The essential skill of a serial entrepreneur is learning to unlearn: discarding what made you successful so you can see what's actually in front of you.
Reid Hoffman's thesis: success imprints more strongly than failure. You keep applying the same tool even as the train comes off the tracks. Unlearning means asking which old lessons to throw out — not just what to learn next.
The unlearning mindset
- Success creates false confidence: "I've learned this tool, so this tool must be right."
- Markets, competitors, and industries change; your mental models must change with them.
- Barry's edge at QVC: he didn't understand it. Complete confusion sold him on it.
- "Nobody knows anything about anything, including me" — simultaneously humbling and liberating.
- Beginners stay curious, nimble, and open; expertise can close off perception.
Building IAC: a portfolio of blank pages
- Barry acquired Silver King Communications in 1995, renamed it Interactive Corp (IAC).
- Generic name was intentional — designed to colonize offline businesses into online ones.
- Early acquisitions: Ticketmaster (live events), Expedia (travel), Match.com (dating).
- Match.com started as a tiny Texas company; Barry bought it because "the internet can do this."
- IAC became the only internet conglomerate at a time when no one else had built up the expertise.
How Barry decided what to buy
- No guiding philosophy — kept "scrubbing" his thinking to stay open.
- By the fourth or fifth acquisition, the team had built genuine expertise in product iteration and distribution.
- Overstudying a deal is a trap: too much data turns a good idea into a rejected one.
- "The killer of over-analysis is the loss of opportunity."
- Strategy is not chess: don't pre-plan every move. Stay nimble enough to recognize and orient toward opportunities as they appear.
When to spin off, not hold on
- After figuring out a business, Barry's interest waned — a signal to spin it off.
- "I don't like conglomerates. They're inefficient.
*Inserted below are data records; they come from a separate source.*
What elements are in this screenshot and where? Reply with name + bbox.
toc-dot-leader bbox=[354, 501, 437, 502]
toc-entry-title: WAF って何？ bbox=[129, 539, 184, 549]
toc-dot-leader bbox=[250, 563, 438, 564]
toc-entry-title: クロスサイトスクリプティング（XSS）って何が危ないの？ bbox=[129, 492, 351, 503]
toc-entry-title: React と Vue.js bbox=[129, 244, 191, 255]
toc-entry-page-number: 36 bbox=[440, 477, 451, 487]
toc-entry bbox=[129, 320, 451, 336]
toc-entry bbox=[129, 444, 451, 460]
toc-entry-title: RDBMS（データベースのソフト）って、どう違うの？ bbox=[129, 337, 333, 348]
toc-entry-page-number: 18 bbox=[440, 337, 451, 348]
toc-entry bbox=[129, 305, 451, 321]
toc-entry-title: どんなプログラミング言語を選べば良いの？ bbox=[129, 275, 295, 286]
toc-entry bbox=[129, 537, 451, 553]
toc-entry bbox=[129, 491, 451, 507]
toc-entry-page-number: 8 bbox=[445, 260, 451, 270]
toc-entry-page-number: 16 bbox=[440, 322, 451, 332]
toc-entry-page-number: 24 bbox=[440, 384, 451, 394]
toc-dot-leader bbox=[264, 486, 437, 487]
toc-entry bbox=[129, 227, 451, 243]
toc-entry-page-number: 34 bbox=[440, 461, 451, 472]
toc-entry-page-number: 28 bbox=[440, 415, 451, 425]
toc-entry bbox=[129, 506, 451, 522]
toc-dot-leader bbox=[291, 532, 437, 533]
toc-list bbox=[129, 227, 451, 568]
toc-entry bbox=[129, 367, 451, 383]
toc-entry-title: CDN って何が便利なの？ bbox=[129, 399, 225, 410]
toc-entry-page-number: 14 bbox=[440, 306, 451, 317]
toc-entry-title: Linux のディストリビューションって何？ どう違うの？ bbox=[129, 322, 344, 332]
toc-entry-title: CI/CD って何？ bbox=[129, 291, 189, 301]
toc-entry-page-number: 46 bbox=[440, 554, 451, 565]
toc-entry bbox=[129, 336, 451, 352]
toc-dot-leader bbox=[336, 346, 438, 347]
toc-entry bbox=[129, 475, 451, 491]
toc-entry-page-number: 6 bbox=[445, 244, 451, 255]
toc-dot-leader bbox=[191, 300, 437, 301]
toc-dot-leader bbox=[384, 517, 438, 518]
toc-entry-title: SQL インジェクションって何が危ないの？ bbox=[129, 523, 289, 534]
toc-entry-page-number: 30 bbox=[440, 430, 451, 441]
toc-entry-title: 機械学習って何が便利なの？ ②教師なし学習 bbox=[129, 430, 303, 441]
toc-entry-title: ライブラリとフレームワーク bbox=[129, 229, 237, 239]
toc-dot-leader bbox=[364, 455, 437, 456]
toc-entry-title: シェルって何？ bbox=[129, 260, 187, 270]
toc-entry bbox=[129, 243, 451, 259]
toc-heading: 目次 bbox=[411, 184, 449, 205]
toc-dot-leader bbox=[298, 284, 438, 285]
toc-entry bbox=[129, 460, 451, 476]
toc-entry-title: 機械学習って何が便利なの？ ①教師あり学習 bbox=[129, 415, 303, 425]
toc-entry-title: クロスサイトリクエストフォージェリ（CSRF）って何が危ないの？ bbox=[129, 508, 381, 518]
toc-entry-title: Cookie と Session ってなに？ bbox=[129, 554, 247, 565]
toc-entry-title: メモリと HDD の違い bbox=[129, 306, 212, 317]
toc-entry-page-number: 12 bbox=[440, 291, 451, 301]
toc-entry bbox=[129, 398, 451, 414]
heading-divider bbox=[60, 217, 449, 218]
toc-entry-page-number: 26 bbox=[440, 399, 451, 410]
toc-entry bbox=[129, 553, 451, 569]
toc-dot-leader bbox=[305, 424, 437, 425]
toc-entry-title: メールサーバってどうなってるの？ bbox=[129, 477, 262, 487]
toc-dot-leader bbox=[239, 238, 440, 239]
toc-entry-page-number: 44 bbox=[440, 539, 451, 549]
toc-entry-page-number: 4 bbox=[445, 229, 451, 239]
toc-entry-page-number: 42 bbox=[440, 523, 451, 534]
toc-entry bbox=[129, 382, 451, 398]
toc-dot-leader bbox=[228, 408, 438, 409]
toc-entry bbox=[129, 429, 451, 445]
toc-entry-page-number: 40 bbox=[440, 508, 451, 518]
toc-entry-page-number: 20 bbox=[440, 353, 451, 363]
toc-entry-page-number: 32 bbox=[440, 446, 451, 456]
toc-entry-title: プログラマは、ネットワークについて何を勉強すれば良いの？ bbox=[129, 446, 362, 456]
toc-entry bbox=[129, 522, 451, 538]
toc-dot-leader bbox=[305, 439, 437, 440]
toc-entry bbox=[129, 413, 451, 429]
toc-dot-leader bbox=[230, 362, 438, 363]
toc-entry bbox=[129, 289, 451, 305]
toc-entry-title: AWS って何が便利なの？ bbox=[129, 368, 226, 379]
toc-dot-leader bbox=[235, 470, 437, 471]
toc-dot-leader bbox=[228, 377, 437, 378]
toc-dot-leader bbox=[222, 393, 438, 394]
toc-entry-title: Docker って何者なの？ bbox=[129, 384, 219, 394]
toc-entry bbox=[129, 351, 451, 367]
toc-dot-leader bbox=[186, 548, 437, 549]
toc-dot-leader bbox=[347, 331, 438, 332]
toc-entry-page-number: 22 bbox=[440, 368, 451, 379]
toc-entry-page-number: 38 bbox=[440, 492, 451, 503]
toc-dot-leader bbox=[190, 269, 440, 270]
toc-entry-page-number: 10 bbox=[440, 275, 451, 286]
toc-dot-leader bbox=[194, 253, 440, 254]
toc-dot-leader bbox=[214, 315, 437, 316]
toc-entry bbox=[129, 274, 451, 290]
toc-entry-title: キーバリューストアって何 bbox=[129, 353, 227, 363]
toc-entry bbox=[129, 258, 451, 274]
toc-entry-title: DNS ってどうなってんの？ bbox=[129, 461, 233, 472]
You're the false daddy allocating capital."
- Companies are healthiest when independent and focused solely on their own goals.
- IAC spun off nine companies, including Home Shopping Network, Ticketmaster, and LendingTree (2008 alone).
- IAC operated less as a conglomerate and more as an incubator: hatching ideas for exactly as long as Barry's learning sustained.
Developing talent: the deep-end method
- Barry's rule: hiring people into senior positions from outside is failure.
- Hire young and inexperienced — then throw them into roles that exceed their current ability.
- Development rarely happens without the person first floundering.
- Dara Khosrowshahi: joined as junior analyst, made CFO of a division, later CEO of Expedia for 13 years, then CEO of Uber.
- Dara's own reflection: "When you get an opportunity like that, you say yep, and you figure it out."
- Knowingly accepting what you don't know is what separates infinite learners from the rest.
Reading people the way you read markets
- Barry listened for every angle — high fidelity, no editorial — to read employees as closely as he read businesses.
- That listening reveals traits others miss.
- Margaret Heffernan: dividing people into stars and foot soldiers is a mistake. In some circumstances, anyone is a star; context determines performance.
- The right question isn't "is this person a superstar?" but "is this person right for this assignment?"
- Even great talent is context-dependent: the same person can be a dazzling supporting actor or a lead, depending on the film.
Letting go of talent
- When top people outgrow their role, holding on is the wrong move.
- Barry's letter on Dara leaving for Uber: "It will be to my great regret, but also my blessing."
- Releasing talent gracefully turns departures into alliances.
- The learn-to-unlearn loop applies to people too: update your model of each employee continuously.